Thanks for that too! I have a couple of hills around where i'm staying now that i can use since tracks are closed now
Do you have any plyo type workout recommendations? And yes i'm an HM/Marathoner
I just went through the thread you attached i like your workout examples. Thanks again for that. Can i include these after my easy runs in place of strides?
In addition to the advice already given about structuring workouts, if you are serious about speed you need to take a hard look at your mechanics. Following with the good advice of “going to a source” I’d recommend Loren Landow - he’s got great stuff out there you can access for free. Gold if you take it seriously and put in some work once a week. Here is a start https://m.youtube.com/watch?v=u-6YEP9bygg
Another great source, thanks!
So with my athletes we do this once a week.

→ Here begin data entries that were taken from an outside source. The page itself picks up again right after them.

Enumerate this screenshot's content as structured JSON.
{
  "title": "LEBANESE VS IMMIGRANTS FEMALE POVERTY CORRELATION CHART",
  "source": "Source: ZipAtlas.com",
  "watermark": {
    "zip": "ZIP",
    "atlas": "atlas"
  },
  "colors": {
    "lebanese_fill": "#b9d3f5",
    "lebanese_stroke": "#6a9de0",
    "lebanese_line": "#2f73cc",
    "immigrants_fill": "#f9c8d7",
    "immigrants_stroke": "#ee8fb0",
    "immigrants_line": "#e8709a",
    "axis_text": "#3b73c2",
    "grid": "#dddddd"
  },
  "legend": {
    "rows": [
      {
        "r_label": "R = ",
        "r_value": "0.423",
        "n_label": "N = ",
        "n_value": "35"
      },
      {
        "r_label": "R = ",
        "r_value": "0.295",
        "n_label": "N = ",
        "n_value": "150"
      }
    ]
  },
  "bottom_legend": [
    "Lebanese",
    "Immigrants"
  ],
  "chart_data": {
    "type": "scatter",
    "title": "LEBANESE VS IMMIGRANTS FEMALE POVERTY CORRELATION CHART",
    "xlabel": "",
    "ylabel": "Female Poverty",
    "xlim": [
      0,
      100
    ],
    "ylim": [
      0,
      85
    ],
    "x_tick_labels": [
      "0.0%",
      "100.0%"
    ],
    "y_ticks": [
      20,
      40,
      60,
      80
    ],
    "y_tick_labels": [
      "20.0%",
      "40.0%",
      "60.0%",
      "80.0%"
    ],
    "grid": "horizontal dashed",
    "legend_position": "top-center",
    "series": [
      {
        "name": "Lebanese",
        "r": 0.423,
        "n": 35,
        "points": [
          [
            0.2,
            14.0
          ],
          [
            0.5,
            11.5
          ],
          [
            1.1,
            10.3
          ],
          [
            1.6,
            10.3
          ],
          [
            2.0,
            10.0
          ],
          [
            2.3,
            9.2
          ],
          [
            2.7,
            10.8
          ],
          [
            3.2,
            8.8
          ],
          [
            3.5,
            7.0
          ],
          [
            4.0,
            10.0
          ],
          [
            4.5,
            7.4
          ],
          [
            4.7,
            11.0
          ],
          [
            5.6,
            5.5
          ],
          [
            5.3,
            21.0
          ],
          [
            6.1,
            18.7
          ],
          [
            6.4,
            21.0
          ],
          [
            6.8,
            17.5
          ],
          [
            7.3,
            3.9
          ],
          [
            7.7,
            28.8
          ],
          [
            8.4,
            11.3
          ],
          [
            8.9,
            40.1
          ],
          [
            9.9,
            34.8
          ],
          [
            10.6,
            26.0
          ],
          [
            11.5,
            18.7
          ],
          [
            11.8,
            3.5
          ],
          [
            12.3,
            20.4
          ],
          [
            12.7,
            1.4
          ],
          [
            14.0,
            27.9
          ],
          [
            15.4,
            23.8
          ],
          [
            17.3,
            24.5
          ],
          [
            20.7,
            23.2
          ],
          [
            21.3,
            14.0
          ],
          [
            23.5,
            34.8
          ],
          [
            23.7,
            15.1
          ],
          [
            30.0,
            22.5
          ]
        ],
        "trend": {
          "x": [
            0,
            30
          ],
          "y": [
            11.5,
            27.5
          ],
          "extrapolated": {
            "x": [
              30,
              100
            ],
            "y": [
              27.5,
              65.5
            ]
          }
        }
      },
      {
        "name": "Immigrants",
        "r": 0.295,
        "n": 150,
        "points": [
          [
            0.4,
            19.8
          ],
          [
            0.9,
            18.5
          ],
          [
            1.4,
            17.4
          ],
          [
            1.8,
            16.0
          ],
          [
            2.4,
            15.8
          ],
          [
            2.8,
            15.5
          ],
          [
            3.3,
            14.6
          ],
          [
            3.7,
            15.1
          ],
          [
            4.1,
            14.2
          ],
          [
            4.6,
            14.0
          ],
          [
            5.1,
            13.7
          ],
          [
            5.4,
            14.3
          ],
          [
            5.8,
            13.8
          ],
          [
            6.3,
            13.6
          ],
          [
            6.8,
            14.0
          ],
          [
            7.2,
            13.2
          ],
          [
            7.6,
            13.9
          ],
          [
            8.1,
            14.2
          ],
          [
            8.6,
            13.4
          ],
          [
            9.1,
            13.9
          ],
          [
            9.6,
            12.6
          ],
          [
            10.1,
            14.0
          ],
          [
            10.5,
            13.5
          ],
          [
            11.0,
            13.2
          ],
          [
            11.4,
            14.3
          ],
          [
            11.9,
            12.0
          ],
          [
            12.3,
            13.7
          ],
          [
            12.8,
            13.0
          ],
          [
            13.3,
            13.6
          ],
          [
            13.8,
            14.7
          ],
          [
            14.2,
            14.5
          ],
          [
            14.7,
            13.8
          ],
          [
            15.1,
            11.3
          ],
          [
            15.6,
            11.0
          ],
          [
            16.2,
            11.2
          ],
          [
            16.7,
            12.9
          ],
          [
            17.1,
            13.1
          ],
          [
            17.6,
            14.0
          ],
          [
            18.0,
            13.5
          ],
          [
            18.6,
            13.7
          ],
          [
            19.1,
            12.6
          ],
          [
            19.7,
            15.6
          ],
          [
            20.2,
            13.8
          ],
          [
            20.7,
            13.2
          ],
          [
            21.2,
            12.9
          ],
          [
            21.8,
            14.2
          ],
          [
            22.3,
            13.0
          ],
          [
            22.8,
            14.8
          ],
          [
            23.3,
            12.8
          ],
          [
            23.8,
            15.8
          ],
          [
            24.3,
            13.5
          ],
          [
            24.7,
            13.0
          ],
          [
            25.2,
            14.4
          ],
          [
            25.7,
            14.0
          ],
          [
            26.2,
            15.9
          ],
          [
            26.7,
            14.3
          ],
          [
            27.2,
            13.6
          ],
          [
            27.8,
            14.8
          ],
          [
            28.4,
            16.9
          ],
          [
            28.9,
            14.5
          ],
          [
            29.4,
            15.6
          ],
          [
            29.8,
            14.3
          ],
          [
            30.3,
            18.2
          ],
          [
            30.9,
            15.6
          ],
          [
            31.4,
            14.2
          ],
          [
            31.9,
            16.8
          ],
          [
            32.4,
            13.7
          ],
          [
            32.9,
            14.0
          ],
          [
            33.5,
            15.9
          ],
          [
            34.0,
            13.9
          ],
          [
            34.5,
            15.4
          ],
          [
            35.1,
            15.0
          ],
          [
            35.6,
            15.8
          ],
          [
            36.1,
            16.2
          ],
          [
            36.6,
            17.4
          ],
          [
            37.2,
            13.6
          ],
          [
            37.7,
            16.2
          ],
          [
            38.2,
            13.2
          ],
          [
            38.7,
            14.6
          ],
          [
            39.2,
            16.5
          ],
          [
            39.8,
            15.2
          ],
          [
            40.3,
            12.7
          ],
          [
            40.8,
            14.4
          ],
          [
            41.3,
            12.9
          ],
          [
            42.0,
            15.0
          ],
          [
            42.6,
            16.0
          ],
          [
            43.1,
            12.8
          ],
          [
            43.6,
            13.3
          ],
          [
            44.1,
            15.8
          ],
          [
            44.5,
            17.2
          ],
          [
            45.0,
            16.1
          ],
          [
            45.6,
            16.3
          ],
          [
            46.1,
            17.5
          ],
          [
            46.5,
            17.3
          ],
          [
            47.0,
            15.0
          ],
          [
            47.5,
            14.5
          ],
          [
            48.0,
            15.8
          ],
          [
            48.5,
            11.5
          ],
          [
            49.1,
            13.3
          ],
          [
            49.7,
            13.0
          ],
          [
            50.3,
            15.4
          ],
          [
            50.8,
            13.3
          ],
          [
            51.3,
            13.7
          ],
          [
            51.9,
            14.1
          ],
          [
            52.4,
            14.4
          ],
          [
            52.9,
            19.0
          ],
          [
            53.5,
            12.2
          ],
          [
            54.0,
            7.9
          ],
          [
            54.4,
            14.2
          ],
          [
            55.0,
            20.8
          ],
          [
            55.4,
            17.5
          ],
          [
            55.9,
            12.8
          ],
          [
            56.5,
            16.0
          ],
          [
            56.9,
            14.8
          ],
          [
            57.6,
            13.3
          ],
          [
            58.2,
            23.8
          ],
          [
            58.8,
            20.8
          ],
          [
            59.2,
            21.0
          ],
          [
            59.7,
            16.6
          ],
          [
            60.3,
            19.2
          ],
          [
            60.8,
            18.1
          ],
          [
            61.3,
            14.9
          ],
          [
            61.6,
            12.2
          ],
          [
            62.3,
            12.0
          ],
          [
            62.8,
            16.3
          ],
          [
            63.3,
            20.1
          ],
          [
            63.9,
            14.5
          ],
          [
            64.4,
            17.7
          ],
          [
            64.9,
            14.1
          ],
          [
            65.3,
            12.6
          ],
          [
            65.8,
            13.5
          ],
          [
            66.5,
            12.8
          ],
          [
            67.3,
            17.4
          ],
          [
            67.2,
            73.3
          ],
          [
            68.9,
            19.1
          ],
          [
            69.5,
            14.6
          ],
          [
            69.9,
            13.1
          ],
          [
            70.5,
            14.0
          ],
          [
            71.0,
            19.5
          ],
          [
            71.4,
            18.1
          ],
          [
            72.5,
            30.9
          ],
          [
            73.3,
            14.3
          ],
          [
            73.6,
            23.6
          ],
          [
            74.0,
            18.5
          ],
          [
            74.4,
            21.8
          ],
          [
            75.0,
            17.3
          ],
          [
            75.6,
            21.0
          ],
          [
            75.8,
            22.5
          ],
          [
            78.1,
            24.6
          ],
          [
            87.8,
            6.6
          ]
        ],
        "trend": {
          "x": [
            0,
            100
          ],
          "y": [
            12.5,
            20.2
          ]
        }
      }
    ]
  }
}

Burpees for 30sec into a 30m sprint
Jumping Jacks for 30sec into sprint
Jump squats for 30sec into sprint
Mountain climbers for 30sec into sprint
Double leg hops times 10 no more sprints
Single leg hops times 10
Bounds times 10
Few minutes rest after each line as well. In practice we got 2-3 kids at a time so the rest is built in waiting in line basically
The 7aji wrote:
How would you structure a sprint workout to develop raw speed. How long to warmup, what distance to sprint, how many reps? sets? How often each week to develop raw speed
Your age?
Did you participate in high school track & field? I doubt it. You stated a 76 400m personal best. You really do not want to train as a sprinter. It sounds like you want to do sprint workouts while you log, most likely 75 plus miles a week.
Your age matters. Sprinting is like ballet. Nearly all great ballerinas started at age 3 or 4. I assume you are past age twenty-five. The older one is, the more developing sprinting coordination is difficult, especially if you insist on training as a long distance runner. I assume you did not participate in explosive moment sports growing up. Sprinting is mostly physical strength as strength relates to body weight and neuromuscular coordination.
citius5000 wrote:
Do your normal run or workout add it at the end. Assuming your a distance runner? The only time your sprinting is at the end of the race so sprinting when your tired with good mechanics is where its at. Plyos as well once a week.
No one "sprints" at the end of a race. Unless maybe he has been jogging the entire race. The rule of thumb is, good runners can close a race at the speed of the distance two levels below them, if the race is raced all-out.
A miler can close in 400m speed
A 3k guy can close in 800m speed
A 5k guy can close in mile speed
So for a miler it would be more useful and important to work on 400m speed and mechanics, rather than doing many all-out sprints. Whether his time for a 40 dash is 5.0 or 5.1 won't translate much, but how smoothly he can run at 400m speed at the end of a hard race matters a lot.
There is a significant amount of injury risk with sprints if weak, skinny distance runners try them and do them with wrong form. Without a coach, there should be absolutely no flat sprints except on hills (unless a coach has already verified and helped with sprint form). Also, most people don't race bad because of their kick/last 400m, but because their average pace isn't high. There is no reason in training to kick like a Farah when you only run in 17 min a 5k. Get it down to 14 min first with aerobic training, and then think about optimizing the last 1% with the kick and sprints.